Tate Modern has  collaborated with Kids Company, the charity
which supports children with severe behavioural, emotional and
social difficulties, in staging  Shrinking Childhoods.  This is  a
unique outdoor art installation housed in a series of portacabins,
the product of workshops  last summer which involved over a
thousand children and young people, traumatised by abuse, violence
and abandonment.    

The  project is deeply moving  on several levels – not least  in
the  range of the artistic talent on display, incorporating  sound,
imagery, poetry and  written testaments    and   in the starkness
and horror of the young lives it reflects.

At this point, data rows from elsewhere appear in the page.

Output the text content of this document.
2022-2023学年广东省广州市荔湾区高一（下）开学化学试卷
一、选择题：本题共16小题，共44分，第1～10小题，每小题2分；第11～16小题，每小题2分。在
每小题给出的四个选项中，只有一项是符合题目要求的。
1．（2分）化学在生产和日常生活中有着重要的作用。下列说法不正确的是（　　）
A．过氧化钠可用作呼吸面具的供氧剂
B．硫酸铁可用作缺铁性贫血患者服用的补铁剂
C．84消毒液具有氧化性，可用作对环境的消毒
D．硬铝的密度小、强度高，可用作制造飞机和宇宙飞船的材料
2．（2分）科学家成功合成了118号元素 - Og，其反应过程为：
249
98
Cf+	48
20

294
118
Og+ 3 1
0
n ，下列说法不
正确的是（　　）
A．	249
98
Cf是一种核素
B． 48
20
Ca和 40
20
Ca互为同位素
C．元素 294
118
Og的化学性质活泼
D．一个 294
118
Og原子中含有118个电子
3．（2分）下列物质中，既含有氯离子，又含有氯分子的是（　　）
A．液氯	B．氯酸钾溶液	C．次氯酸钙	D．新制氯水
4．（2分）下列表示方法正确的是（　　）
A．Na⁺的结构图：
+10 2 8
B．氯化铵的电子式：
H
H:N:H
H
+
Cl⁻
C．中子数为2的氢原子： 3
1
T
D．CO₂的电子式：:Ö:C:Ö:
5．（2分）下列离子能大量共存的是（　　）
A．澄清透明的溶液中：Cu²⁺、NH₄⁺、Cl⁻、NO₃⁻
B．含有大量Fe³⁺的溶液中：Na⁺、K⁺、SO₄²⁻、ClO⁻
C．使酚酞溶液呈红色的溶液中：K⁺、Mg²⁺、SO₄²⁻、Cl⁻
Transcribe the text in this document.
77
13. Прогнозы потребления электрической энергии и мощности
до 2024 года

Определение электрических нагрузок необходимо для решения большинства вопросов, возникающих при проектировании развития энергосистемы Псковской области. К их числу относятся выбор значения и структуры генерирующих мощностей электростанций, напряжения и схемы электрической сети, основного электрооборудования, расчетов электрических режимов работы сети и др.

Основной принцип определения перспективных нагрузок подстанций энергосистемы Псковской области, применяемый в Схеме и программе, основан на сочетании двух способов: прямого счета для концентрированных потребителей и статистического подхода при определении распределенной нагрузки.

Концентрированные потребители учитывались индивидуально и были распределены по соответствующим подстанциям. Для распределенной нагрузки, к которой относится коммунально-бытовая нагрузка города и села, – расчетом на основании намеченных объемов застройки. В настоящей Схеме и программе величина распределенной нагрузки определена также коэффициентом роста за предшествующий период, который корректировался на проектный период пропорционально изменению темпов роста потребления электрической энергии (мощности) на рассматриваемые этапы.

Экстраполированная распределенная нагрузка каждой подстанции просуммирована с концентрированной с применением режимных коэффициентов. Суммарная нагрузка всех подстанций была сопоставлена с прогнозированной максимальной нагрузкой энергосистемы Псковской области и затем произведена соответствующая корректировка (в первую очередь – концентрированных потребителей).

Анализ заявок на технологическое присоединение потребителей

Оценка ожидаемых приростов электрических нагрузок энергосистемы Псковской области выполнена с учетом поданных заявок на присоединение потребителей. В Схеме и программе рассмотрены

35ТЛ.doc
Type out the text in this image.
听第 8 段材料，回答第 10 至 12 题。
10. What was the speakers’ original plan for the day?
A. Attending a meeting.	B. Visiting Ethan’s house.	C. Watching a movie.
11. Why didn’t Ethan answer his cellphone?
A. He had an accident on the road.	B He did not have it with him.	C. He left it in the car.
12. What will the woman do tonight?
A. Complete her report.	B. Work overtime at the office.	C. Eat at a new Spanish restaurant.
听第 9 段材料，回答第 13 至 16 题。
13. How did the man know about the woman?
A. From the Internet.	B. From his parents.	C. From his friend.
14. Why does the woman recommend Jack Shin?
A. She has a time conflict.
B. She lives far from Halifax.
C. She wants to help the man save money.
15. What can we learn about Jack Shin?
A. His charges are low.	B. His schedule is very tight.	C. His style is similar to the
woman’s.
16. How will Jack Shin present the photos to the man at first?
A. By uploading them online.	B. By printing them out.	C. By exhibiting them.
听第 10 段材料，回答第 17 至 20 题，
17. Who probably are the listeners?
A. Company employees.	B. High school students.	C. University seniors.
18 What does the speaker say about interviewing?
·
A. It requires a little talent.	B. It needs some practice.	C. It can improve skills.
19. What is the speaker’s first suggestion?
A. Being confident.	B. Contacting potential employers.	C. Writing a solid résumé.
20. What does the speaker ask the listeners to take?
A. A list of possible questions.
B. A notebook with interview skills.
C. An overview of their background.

The voice of Darnell, a thirteen year old poet and the only one
of  triplets to be abused and rejected by his mother recites the
same poem again and again, ending with the lines, “I am strong, I
am lovable and I will succeed for I am the greatest and you can’t
touch me now. ”  Each time the words are repeated,  it becomes more
and more apparent that far from a   message of  jubilation, they 
resonate with loss and bereavement.

In another portacabin, illustrating a  the impact of drug and
alcohol abuse , a young person has graphically filled a pair of 
Perspex lungs with cigarette butts. In another setting, a sugar
pink  bedroom, a mobile of men’s shoes dangle  ominously over the
model of a girl child.

0-19 readers may know this terrain of  childhood misery well but
a visit  may bring a new perspective – not least because all of
these children have slipped through the  official net of support. 
Camila Batmanghelidjh, psychotherapist and founder of Kids
Company,  is a radical voice working with  the young and damaged .
Each portacabin carries sparse observations based on her 
philosophy which challenges the persistent  demonisation of those
whom, often, dangerously no longer care because all empathy has
been destroyed by those they love .

“….Neither control nor scrutiny  will change their behaviour,”
Batmanghelidjh writes, “Only powerful attachment relationships and
meeting of their basic needs can give them a chance to heal…”

The combined impact of those words and the installation itself
is seen in the responses the exhibition has evoked from the public
who have been encouraged to write their remarks, graffiti-style
on boards outside each  portacabin.

“….Mummy cried,” is written in one childish hand. “It makes
you feel helpless…what can be done?” asks another. What can be
done is this: invest resources; expand understanding and   find the
installation a permanent home in London. It deserves so much better
than to be hidden away, without sign posts,  in an  obscure corner
of Tate Modern’s site.

 “Shrinking Childhoods” holds a mirror up to childhood
devastation but, paradoxically,  it is also a triumphant record  of
resilience and creativity.  Visit it.